Even though he heard the command, he didn’t move. He was locked in on the faint tremor of Elin’s fingers. He’d seen her worse, in that mission where they’d first met, the one that started a bonfire between them that didn’t burn out—it ended in fire and loss.
Sophie’s voice cut through his trance. “CFMP is standing by.”
“Mason.” Con’s harsh tone set him in motion.
But before he rushed to wake the rest of Charlie team, he dipped his fingers over the back of the chair and let his fingers trail across Elin’s shoulder, close to that sweet juncture of her neck that drove her crazy the instant his lips landed on it.
This op was so much bigger than the small skirmish that tore him and Elin apart. This was the start of a war.

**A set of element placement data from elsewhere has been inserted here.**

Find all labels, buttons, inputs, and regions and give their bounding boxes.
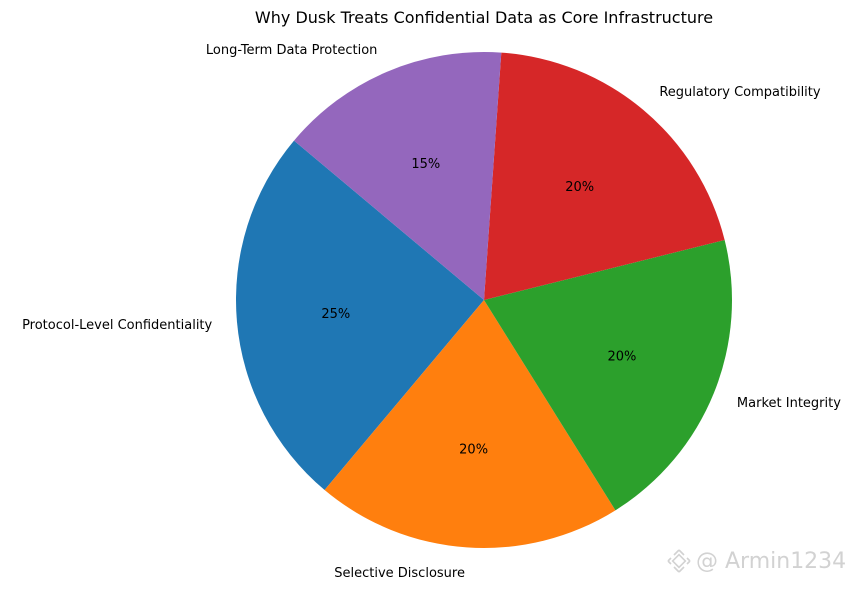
category-label-1: Protocol-Level Confidentiality [22,318,212,333]
pie-slice-5 [294,52,502,300]
percent-label-3: 20% [608,350,637,365]
pie-slices [235,52,732,548]
percent-labels: 25% 20% 20% 20% 15% [321,157,636,457]
pie-slice-2 [324,300,616,548]
watermark-text: @ Armin1234 [696,548,847,574]
category-labels: Protocol-Level Confidentiality Selective … [22,43,841,581]
category-label-3: Market Integrity [737,396,841,411]
percent-label-4: 20% [565,180,594,195]
category-label-5: Long-Term Data Protection [206,43,378,58]
percent-label-1: 25% [321,307,350,322]
pie-slice-4 [484,52,725,301]
category-label-2: Selective Disclosure [334,566,465,581]
watermark: @ Armin1234 [666,548,846,574]
percent-label-2: 20% [459,442,488,457]
pie-slice-3 [484,240,732,511]
binance-logo-icon [667,549,691,573]
percent-label-5: 15% [411,157,440,172]
chart-title: Why Dusk Treats Confidential Data as Cor… [255,8,713,27]
category-label-4: Regulatory Compatibility [659,85,821,100]
pie-slice-1 [235,140,484,490]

And that made his blood run cold.
* * * * *
Adrenaline cut through Elin’s veins like a blade. The confusion that had fogged her brain since she got here—since she set eyes on the man she believed dead—vanished the instant the live feed blinked to life on the war room big screen.
The mission was underway, and there was no going back.

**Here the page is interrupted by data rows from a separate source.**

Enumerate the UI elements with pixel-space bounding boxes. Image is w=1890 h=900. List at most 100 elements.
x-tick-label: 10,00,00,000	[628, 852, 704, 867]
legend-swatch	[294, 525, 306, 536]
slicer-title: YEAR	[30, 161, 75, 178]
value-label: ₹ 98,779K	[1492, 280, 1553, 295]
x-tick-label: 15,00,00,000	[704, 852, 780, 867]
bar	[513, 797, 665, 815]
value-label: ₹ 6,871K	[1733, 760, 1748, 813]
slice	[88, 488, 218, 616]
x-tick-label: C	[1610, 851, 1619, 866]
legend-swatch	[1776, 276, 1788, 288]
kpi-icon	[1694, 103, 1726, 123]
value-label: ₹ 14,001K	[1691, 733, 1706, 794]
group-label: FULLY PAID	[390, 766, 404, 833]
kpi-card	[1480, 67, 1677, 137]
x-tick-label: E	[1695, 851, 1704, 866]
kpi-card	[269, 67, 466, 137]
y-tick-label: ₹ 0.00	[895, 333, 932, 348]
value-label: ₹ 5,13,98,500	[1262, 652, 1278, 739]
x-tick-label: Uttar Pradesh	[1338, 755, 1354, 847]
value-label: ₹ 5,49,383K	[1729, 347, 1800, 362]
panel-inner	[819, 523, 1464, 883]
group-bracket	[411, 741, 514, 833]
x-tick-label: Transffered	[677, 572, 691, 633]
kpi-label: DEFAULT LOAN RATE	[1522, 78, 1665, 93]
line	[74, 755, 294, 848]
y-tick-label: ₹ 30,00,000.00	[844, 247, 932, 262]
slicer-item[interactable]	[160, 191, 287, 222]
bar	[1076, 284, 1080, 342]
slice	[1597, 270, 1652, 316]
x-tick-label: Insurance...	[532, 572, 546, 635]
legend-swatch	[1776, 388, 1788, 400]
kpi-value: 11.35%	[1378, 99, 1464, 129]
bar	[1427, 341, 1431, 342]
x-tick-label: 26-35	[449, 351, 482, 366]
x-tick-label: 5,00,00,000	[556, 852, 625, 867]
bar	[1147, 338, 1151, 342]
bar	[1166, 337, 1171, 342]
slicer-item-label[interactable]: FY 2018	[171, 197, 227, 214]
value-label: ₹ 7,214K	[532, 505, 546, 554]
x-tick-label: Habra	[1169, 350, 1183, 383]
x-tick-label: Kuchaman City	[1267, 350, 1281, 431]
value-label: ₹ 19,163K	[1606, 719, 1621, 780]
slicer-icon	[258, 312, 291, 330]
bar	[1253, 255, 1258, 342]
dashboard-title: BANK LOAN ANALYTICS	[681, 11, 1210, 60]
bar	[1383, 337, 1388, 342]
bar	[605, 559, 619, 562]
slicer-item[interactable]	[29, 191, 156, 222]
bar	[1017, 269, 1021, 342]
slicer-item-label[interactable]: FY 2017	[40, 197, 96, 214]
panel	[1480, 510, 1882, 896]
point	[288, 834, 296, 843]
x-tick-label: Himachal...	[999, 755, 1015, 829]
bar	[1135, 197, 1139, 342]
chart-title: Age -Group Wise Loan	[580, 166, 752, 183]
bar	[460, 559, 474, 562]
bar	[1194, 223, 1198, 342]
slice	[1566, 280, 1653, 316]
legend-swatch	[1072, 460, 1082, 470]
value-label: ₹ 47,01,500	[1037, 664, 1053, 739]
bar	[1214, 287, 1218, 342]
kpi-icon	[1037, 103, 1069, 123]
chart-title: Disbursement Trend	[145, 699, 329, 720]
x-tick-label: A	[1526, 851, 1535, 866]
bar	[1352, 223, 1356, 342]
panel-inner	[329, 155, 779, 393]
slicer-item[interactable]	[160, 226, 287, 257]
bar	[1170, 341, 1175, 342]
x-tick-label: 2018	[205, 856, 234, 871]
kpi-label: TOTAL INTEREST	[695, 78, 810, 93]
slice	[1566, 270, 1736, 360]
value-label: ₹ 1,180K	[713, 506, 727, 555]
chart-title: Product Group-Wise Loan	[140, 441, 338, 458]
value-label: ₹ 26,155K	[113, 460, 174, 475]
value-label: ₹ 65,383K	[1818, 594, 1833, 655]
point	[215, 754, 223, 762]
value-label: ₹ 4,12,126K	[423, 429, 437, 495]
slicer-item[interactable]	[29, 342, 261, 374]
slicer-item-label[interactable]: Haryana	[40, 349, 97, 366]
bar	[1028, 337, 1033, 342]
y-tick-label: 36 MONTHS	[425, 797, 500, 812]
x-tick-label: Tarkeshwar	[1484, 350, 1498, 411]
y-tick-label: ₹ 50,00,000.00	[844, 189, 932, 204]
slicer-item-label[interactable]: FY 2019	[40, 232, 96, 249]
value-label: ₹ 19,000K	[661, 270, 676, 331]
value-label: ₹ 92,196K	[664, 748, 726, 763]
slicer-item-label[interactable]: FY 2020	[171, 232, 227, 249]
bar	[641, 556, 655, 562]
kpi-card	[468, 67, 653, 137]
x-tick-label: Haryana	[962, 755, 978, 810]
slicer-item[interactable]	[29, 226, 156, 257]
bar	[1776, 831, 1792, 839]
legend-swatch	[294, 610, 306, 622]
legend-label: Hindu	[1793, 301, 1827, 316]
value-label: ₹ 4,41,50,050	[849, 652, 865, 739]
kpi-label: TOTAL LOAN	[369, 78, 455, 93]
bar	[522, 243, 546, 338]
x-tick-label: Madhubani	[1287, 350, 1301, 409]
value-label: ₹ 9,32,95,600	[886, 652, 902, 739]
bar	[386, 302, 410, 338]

They were watching the takedown that she set in motion.
Every second that ticked by, every tactical move unfolding miles away in another country was a result of her work.
The endless strings of code, the deep dive into lines of data she’d followed like breadcrumbs through a digital forest. Every fragment of data told her this was the man handling a bomb for Cipher.
Her stomach gripped as the map pulsed with blue dots moving toward the target’s location—a neat little neighborhood, not a compound. Her breath caught when she saw the house.
God, it was so normal. Middle-class with vinyl siding, shutters and a mailbox with cheerful lettering.
Her chest constricted, making it hard to draw enough air into her lungs. What if she was wrong?
The question punched through her like shrapnel.
She didn’t make mistakes—not big ones. Not ones like this. But watching armed officers move toward the door of the home she’d marked sent a wave of nausea rolling through her gut.
She wasn’t hiding behind the safety of code anymore. She was the reason good men were about to step into danger.
“Team in position,” came the voice on the livestream.
She gripped her seat until her fingers grew cold. Tension throbbed in the room. Con stood at the center, silent and as sharp as a blade, his focus fixed on the screen.
Sophie perched on the edge of her seat near him, her face taut with worry. Dante planted his elbows on the table and leaned forward with an intensity that made her skin prickle.
Then there was Liam, close enough that she could feel the warmth radiating from his body even though he didn’t touch her.
She didn’t dare look at him and risk crumbling.
Every one of them trusted her intel. Now, as the seconds crawled forward arm over arm, knees digging into the dirt, the fear that she’d led them wrong was a flame scourging through her.
“Breach in ten,” the voice over comms said.
Her pulse hammered in her ears.
She wasn’t tired anymore. She wasn’t anything except terrified.